China, Germany and Great Britain also had gold medalists under the age of 20.

International Paralympic Committee spokesperson Craig Spence said at the IPC's news conference on Thursday that young athletes have stolen the show in both Paralympics in Beijing and Tokyo.

"Here, and it was the same in Tokyo, young, up-and-coming athletes are dominating the podium. This is tremendous for the Paralympic Games and the Paralympic Movement," he said.

Spence said the Paralympics have been getting more coverage on TV in the last two decades, inspiring a new generation of para athletes to take on new adventures. At the time of the 2030 Games, for which Sapporo has a strong chance to win the bidding, interest will have increased even more.

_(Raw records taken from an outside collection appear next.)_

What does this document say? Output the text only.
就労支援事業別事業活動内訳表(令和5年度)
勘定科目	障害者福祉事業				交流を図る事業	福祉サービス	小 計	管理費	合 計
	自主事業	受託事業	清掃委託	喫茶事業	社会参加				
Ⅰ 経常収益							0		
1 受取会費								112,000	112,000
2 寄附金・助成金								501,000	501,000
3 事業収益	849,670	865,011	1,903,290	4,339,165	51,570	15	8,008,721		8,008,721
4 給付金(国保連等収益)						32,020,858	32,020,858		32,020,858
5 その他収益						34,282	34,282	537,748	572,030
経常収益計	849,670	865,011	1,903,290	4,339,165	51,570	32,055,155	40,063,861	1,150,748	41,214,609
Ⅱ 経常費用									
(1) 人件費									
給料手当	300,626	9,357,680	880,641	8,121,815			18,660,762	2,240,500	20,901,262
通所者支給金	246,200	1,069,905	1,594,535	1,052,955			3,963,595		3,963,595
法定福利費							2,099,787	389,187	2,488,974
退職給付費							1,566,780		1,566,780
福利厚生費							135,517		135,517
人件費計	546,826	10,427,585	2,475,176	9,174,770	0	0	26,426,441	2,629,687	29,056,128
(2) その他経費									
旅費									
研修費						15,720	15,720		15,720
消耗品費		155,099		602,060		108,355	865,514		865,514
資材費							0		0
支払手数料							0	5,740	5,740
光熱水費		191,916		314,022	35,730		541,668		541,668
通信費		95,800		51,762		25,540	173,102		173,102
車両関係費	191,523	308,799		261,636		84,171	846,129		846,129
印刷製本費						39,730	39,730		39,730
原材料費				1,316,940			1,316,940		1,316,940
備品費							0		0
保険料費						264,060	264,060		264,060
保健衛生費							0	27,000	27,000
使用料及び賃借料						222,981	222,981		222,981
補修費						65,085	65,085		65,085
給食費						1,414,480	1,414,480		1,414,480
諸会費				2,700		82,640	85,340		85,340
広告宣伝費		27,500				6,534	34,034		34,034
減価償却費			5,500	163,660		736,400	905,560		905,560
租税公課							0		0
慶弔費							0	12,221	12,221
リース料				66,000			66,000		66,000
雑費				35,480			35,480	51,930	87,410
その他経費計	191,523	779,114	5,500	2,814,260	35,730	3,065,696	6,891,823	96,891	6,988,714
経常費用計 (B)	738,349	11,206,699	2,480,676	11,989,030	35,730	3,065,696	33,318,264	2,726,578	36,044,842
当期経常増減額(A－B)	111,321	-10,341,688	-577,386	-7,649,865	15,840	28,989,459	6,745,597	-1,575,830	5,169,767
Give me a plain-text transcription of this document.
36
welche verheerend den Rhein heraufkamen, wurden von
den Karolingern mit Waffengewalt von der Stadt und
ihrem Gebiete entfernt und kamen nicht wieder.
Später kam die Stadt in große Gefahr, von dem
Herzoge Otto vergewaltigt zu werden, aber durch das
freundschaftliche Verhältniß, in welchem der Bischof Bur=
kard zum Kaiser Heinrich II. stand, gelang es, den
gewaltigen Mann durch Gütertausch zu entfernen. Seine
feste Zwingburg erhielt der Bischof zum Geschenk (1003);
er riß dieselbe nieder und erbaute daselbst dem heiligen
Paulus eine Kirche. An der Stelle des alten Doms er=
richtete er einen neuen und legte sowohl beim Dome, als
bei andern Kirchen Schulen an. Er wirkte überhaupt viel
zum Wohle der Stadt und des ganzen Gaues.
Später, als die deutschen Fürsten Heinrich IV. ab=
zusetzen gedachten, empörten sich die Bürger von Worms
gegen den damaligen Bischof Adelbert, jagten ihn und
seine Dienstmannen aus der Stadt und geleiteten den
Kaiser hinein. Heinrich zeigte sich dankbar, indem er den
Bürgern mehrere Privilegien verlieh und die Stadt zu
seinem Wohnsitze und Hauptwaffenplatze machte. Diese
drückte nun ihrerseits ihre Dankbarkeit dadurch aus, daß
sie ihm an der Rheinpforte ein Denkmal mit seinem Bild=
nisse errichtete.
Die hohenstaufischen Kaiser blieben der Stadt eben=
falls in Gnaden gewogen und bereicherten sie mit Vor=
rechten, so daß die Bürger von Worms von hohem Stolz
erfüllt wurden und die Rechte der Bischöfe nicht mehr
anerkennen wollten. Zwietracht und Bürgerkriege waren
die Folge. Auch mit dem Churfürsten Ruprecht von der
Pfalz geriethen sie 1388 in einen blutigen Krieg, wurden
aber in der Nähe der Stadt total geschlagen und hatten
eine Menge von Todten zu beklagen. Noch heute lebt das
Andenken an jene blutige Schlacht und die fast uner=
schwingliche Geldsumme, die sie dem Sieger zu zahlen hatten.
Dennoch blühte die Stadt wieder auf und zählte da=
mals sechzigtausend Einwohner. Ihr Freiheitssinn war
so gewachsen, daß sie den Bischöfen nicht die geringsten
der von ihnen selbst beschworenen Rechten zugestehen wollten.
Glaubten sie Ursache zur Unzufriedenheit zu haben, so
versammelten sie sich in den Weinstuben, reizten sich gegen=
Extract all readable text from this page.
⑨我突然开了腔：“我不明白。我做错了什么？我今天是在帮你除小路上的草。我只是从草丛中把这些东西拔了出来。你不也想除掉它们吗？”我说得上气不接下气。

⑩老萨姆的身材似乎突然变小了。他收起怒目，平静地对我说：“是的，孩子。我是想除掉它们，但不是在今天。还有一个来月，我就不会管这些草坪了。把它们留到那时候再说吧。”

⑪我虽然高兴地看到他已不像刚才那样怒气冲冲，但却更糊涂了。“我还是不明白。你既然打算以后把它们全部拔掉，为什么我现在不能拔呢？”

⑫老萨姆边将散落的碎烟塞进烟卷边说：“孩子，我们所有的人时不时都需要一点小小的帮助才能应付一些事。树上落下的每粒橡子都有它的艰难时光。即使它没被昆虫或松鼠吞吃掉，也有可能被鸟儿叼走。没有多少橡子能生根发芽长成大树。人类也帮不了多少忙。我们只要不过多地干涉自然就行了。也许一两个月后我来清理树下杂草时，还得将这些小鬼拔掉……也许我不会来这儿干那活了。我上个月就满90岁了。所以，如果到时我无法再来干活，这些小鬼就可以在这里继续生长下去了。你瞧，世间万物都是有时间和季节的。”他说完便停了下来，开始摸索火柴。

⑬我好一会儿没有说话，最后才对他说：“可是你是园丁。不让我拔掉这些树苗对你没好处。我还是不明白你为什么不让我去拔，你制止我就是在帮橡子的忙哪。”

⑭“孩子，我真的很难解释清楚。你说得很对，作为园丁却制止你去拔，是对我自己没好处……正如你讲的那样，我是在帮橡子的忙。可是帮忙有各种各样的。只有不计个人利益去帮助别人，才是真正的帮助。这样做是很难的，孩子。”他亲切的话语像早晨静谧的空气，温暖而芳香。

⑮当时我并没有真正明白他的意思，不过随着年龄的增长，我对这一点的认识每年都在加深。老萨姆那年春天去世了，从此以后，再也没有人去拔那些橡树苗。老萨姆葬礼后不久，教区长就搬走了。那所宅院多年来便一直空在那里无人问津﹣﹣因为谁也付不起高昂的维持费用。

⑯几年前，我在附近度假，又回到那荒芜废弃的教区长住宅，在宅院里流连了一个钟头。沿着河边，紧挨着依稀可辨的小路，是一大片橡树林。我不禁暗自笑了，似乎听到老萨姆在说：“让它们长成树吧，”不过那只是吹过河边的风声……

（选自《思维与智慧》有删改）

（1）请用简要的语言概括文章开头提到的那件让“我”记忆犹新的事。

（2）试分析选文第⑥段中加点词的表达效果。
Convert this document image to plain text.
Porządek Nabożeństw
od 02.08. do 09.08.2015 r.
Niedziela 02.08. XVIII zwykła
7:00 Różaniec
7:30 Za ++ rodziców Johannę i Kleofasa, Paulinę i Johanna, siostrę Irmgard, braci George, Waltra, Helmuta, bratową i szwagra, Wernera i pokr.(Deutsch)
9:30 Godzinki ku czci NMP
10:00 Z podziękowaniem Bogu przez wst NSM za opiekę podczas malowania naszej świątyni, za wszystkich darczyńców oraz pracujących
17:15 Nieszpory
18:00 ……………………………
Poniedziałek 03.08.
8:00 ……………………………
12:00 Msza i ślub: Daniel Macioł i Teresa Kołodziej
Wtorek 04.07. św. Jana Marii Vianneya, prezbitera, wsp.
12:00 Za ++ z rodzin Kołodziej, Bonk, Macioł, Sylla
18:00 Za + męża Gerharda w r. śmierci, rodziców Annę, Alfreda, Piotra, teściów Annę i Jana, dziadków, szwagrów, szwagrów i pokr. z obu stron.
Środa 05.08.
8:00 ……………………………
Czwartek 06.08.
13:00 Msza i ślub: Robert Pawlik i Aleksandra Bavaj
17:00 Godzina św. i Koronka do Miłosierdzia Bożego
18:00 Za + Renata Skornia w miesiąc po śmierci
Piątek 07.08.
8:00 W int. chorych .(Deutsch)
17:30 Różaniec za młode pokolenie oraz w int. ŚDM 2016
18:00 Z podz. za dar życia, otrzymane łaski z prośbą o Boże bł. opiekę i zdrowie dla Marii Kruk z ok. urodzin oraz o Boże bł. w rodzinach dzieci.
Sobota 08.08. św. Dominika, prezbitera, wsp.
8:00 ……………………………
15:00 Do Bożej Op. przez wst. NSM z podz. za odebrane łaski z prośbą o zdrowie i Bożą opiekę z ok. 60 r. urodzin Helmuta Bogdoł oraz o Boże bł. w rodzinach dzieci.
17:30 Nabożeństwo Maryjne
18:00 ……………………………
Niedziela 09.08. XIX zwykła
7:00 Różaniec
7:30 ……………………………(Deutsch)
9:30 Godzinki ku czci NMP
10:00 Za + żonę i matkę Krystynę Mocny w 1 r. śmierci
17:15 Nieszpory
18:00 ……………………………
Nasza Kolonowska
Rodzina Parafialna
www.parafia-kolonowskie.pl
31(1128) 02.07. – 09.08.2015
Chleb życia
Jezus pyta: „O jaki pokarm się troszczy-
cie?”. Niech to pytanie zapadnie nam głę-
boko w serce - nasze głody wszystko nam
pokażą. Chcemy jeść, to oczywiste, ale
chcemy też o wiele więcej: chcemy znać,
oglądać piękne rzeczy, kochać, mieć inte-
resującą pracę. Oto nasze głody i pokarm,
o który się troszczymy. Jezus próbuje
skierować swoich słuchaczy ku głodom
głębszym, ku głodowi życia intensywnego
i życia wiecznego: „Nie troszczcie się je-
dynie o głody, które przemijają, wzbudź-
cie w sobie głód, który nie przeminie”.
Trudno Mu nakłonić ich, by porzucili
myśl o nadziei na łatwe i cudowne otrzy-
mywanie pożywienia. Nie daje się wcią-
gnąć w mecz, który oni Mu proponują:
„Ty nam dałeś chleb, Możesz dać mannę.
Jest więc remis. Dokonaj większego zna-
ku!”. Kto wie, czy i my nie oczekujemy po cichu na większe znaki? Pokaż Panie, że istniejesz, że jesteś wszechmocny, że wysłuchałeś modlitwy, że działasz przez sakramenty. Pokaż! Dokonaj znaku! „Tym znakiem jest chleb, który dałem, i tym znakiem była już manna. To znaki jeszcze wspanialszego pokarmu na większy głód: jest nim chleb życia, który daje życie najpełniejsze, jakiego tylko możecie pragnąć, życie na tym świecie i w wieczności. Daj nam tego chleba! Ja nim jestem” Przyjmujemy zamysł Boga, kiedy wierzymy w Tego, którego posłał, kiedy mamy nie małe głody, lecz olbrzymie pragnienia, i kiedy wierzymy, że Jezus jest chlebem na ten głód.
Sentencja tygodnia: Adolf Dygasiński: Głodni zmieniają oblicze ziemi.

"Huge credit needs to go to our National Paralympic Committees and International Federations for developing such talent," Spence said.

The start of a new Paralympic cycle offers a fresh chance for individuals and nations to look ahead and identify talent. Most countries attempt to develop systems that identify gifted athletes and promote their development.

After the unprecedented Tokyo Games postponement and the quick turnaround for Beijing, the Olympic and Paralympic circus will return to taking place every two years, starting with Paris, in the summer of 2024. Milan-Cortina in Italy will host the 2026 Winter Games.

Looking ahead to a possible time when it is again a Paralympic host, Japan needs to set more ambitious plans to boost the nation's winter sport talent pool and secure the future of Paralympic sports at home.